Para o director global das operações de centros de dados do Morgan Stanley, Michael O ‘Toole, falta também um conceito definido de continuidade de negócios para serviços de cloud computing.

A latência em serviços de cloud computing é uma das barreiras que precisa de ser superada pelas empresas de serviços financeiros que procuram adoptar uma estratégia de cloud híbrida, de acordo com, Michael O ‘Toole,  o director de operações do centro de dados do Morgan Stanley. Durante o DataCentres Europe 2013, em Nice, disse aos participantes que a empresa tem assistido a uma grande mudança nas expectativas dos colaboradores quanto ao centro de dados: no sentido de esperarem maior sofisticação.

O’Toole assinalou que existe uma série de barreiras que precisam ser superadas para as empresas de serviços financeiros poderem passar a usar modelos de cloud híbrida (no topo da lista está a latência). “No nosso negócio o tempo de retorno para qualquer avaliação de liquidez ou de bolsa é realmente importante. E isso é algo que ainda não está devidamente integrado na mentalidade de cloud computing: que a latência é realmente importante “.

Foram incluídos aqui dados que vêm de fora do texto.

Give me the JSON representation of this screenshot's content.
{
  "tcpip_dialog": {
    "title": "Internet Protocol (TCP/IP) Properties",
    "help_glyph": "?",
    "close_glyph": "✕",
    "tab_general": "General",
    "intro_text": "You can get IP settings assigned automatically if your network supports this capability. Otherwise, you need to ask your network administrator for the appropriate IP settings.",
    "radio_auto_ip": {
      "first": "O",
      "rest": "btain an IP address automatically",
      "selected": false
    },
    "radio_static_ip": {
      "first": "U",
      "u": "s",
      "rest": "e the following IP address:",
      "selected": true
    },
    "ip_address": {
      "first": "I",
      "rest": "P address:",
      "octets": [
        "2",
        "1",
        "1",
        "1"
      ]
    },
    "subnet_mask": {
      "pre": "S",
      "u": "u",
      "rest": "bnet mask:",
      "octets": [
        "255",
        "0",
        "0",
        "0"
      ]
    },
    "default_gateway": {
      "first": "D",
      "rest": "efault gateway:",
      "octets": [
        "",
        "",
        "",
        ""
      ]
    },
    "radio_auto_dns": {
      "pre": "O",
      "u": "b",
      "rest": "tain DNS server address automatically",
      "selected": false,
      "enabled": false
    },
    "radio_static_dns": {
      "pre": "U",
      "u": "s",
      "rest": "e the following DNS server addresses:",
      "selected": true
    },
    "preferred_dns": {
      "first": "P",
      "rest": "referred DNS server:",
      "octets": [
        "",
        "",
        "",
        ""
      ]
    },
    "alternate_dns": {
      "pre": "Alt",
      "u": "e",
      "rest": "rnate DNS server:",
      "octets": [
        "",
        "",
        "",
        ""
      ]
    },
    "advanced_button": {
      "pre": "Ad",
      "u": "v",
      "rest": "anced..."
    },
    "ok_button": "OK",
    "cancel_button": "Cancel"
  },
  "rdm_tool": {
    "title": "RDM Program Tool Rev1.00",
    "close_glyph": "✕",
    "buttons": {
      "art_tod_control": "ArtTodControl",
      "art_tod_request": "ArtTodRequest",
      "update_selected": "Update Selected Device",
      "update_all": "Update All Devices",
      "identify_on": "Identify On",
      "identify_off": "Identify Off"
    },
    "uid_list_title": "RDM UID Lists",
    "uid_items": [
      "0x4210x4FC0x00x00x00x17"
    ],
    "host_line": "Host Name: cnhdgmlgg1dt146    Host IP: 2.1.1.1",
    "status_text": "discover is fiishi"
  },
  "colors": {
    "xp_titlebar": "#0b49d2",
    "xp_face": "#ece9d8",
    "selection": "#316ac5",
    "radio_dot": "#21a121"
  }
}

O director aponta também a necessidade de haver um conceito de continuidade de negócios para os serviços de cloud computing. “Supõe-se que tudo deverá acontecer na camada de software, e na maioria dos sectores, as empresas não estão no estágio de evolução em termos de software, em que tenham a continuidade de negócios integrada e desenvolvida na camada de software”.

Outro desafio são os problemas de comparar clouds públicas com clouds privadas. Tem de haver uma forma mais clara e fácil de se poder comparar produtos internos face a clouds públicas.

A introdução de normas também é fundamental para O’Toole, com o responsável a assinalar os desenvolvimentos feitos com a tecnologia OpenStack, na obtenção de uma normalização para sistemas híbridos de clouds empresariais. Na adopção de uma estratégia de cloud computing mais ampla, O’Toole reconhece a necessidade de uma força de trabalho qualificada sobre a aquisição e implantação de serviços em cloud computing.

“Os processos de negócio estão a substituir o fluxos de trabalho de tecnologia. As formas novas organizações dentro dos departamentos de TI precisam ser muito mais comerciais e menos focadas no lado da tecnologia”, explica.

“Isso significa que precisamos de pessoas na área de TI com conhecimento sobre vendas, compras, abastecimento e o desenvolvimento de relacionamentos com organizações externas”.